Lindvall's central claim is that we learn visually from film and that films, even so-called secular films, contain theologies that are, on occasion, “more religiously attuned than many church activities” (3). Moreover, Lindvall shows us how pervasive prayer is in film. He proves this point over and over again through eight chapters, each of which covers a decade or two of Hollywood films, beginning with the silent film era of the early twentieth century and ending with films from the first two decades of the twenty-first century. The pervasiveness of prayer in films is one of the more astonishing contributions of this work. The examples are so plentiful and so varied that one cannot help but wonder how much of our social imaginary about prayer life is shaped by film. At the same time, Lindvall is keen to show that the prayers that show up in films are influenced strongly by events that are happening in the nation, including the World Wars, the Korean and Vietnam War, Watergate, and September 11th. At the same time, prayers central to the storyline show up in films about sport, including Rocky (1976), Chariots of Fire (1981), and Hoosiers (1986), as well as in comedies as disparate as Car Wash (1976), Coming to America (1988), and Bruce Almighty (2003). In each case, prayer can function in a wide variety of ways, from echoing “the cant of many televangelists” (220) to pleading with fairy godmother (232), from dramatic prayers reflecting “the honest grappling of many for spiritual renewal” (237) to prayers of families challenging “the authority of institutional religion” (259).

Lindvall is correct that films must be placed in their historical and cultural context in order to be properly understood, and this work makes a solid contribution to that effort as it relates to the ubiquity of prayer in Hollywood films and the way these prayers influence and are influenced by wider social, political, and historical events. Lindvall illustrates well the “diversity of prayer types and praying agents” in Hollywood films, including prayers that “confess, give thanks, or make desperate supplication” (326). On occasion throughout the book, the examples come at the reader too quickly and land only as hints of films that might deserve a second look. At other times, Lindvall gives some films the time they deserve in order to truly weigh the power of prayer as a force for influencing culture. This is illustrated by his masterful treatments of Luke's Garden of Gethsemane moment in Cool Hand Luke (1967) and Salieri's prayers in Amadeus (1984). As a book that tries to cover 120 years of Hollywood films in one go, God on the Big Screen does a lot and can spare little on in-depth analysis of specific films.

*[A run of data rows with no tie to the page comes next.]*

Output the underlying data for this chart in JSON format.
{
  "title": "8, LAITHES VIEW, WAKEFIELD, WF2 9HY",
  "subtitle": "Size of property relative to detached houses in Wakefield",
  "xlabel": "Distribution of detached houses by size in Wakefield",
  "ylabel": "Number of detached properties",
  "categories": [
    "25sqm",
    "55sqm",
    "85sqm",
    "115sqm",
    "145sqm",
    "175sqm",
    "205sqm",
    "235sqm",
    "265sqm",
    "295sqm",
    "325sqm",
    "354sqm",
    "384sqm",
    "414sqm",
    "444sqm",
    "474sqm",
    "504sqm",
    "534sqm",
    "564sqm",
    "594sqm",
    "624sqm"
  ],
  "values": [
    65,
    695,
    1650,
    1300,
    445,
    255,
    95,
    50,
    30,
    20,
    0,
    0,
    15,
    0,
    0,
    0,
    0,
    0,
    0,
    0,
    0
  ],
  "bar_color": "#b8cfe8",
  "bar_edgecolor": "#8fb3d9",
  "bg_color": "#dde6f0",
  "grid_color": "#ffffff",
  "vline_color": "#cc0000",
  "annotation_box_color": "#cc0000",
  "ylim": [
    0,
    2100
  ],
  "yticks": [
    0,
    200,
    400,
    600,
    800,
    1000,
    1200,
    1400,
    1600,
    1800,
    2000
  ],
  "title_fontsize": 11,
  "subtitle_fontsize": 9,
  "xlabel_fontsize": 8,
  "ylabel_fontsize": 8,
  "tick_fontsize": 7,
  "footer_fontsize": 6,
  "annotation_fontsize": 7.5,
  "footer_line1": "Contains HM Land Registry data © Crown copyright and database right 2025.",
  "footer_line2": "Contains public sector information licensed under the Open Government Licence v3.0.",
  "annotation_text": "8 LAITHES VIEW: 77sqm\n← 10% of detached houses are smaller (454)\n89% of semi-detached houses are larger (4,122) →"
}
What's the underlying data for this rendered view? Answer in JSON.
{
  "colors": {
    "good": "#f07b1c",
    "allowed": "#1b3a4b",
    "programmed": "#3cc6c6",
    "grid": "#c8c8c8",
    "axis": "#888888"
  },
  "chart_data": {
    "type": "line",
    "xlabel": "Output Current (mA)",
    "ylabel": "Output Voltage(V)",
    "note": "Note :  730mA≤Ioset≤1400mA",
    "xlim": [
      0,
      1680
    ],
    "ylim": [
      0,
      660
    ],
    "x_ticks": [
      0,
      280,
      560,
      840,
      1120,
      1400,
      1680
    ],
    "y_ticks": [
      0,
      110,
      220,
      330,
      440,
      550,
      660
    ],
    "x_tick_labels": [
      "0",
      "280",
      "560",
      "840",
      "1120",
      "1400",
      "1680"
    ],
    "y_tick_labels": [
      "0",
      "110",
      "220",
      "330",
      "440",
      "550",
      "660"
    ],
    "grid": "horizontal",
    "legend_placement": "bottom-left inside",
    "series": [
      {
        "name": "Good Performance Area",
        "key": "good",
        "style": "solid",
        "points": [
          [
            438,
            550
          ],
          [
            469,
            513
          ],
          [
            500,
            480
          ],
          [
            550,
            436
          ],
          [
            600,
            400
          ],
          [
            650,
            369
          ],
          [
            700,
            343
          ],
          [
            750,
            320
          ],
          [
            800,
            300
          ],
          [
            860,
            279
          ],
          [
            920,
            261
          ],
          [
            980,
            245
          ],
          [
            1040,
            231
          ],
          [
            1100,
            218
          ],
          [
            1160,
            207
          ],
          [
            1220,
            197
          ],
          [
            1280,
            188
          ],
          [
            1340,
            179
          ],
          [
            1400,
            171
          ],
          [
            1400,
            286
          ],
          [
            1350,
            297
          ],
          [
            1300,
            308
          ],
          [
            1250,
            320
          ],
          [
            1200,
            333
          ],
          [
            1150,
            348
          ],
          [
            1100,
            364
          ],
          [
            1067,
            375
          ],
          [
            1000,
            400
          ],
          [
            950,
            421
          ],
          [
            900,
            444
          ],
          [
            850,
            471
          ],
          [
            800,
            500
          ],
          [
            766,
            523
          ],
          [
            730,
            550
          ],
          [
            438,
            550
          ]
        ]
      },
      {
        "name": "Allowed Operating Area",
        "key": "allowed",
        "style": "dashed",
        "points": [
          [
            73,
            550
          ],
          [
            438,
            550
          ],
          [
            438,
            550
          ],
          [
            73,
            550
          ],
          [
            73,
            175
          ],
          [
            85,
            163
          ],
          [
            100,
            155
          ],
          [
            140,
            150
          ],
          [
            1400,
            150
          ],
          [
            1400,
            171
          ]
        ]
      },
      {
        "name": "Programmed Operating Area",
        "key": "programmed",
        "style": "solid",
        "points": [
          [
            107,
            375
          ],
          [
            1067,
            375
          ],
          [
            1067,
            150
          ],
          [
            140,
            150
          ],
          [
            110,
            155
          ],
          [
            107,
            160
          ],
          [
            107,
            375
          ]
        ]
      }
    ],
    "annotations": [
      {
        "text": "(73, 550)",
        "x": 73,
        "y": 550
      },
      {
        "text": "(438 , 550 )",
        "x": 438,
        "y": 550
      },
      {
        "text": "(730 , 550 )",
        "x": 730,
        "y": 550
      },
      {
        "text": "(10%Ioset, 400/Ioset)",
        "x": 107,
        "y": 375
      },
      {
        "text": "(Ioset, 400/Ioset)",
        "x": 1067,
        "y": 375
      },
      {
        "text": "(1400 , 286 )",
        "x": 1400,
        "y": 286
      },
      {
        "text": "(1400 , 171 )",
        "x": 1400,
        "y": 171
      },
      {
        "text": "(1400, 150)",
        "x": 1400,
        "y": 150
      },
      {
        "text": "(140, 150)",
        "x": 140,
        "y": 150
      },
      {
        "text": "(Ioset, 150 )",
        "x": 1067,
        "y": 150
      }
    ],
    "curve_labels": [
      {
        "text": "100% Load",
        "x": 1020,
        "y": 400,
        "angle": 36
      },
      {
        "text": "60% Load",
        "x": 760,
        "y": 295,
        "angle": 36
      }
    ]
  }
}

At the same time, it does succeed in providing a solid overview of a wide variety of prayers in a wide variety of films. The book will be useful in both undergraduate and graduate classes that treat religion in popular culture as well as for scholars who want to understand better the treatment of prayer in the mass media.

Scholars will need to wrestle further with the centrality of Christian and especially Protestant forms of prayer at work in Hollywood films. Lindvall convincingly shows that films contain theologies, but more work will need to be done on specific films to figure out just what theology looks like in movies and what effect it has on wider cultures and publics. Is there a “Hollywood theology” that can be understood as operating across time? Lindvall acknowledges in a note that “uniquely Jewish prayers deserve another book,” and it is certain he would also agree that the same could be said about prayers in films that fall outside the Hollywood marquee (339). The focus on Hollywood films, of course, means that some of the greatest prayers in American movies go unacknowledged, such as the prayer as dialogue, primal scream, and song that powerfully concludes 1998's Native American film Smoke Signals. One can easily imagine after reading God on the Big Screen that we yet need books about Salah in Islamic film and Hindi prayers in Bollywood. Lindvall's work is a contribution toward those eventualities. By helping us see the ubiquity and the cultural power of prayer in Hollywood films, Lindvall opens doors and windows for the further exploration of different genres of religious communication in the movies of other nations and countries.